Beaucoup dépend du pays lui-même, mais pas au sens traditionnel du terme. En faisant des injections financières dans l’économie des pays du tiers-monde, l'Occident espérait obtenir une réduction des flux migratoires. Toutefois, des recherches récentes (et la simple logique) montrent que ce mécanisme ne fonctionne pas. Au contraire – les sources des flux financiers permettent aux migrants économiques de jouer le rôle d’indicateurs montrant dans quelle direction se déplacer.
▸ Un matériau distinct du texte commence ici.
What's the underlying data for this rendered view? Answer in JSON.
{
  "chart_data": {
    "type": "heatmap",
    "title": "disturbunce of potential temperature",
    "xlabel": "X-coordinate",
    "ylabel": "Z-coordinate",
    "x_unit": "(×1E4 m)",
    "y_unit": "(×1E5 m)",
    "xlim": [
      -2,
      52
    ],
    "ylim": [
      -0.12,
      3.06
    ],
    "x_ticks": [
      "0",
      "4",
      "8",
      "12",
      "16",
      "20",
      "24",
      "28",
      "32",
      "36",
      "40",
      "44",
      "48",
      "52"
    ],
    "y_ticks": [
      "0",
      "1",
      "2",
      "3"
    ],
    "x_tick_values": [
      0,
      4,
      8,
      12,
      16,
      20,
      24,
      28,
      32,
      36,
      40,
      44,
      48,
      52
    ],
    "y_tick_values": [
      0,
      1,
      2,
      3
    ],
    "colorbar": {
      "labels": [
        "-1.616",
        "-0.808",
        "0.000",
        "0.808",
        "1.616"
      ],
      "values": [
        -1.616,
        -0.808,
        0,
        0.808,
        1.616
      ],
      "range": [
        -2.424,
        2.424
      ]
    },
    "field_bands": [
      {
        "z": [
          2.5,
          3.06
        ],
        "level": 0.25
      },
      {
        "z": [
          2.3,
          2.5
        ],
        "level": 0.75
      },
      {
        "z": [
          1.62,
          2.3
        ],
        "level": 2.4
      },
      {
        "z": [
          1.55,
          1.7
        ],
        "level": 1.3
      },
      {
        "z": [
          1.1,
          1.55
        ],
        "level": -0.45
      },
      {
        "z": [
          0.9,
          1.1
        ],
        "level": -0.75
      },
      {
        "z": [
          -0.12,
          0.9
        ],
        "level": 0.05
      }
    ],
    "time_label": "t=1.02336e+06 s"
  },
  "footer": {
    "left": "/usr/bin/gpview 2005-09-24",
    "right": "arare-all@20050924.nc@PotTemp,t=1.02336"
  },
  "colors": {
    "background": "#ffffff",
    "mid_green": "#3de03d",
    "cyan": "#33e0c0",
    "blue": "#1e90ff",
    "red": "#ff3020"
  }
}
Les pays occidentaux se sont tendu un piège. L'aide traditionnelle aux pays en développement n’est pas efficace au regard des tâches qu’elle doit résoudre. Et octroyer le territoire d’un pays développé aux travailleurs migrants – c’est mettre la population locale dans une situation difficile et perdre les voix des électeurs. L’emploi de la force peut s’avérer une méthode efficace. Mais les répressions ne sont pas le meilleur moyen de lutte contre les migrants économiques. Car les conditions de vie dans leur pays d’origine sont sensiblement moins bonnes que dans le pays où ils travaillent.
La communauté des experts se retrouve dans une impasse et n’arrive pas à formuler de bonnes recommandations. Aider les pays pauvres n’a pas vraiment de sens, mais ne pas les aider s’avère impossible, du moins du point de vue moral. Quant à la composante politique, qui se crée dans le sillage des immenses flux financiers, elle doit également être prise en compte.
« La composante politique joue un rôle important. L’aide – c’est une chose, mais en analysant ce qui s’est produit au cours des 30 dernières années, nous nous rendons compte que les riches sont devenus plus riches et les pauvres plus pauvres », analyse le directeur du cabinet d’analyse Alpari Alexandre Razouvaev. « Je ne sous-estime pas cette aide. Les pays riches campent sur leurs positions. De mon point de vue, sans aucun avantage concurrentiel de l'économie mondiale (pétrole, gaz, électronique, etc.) on ne peut pas gagner d’argent. On s’aide le mieux soi-même. Et cela n’intéresse personne. Car la répartition actuelle des forces financières et politiques dans le monde arrange tous les vainqueurs. Et personne ne pose de questions aux vaincus ».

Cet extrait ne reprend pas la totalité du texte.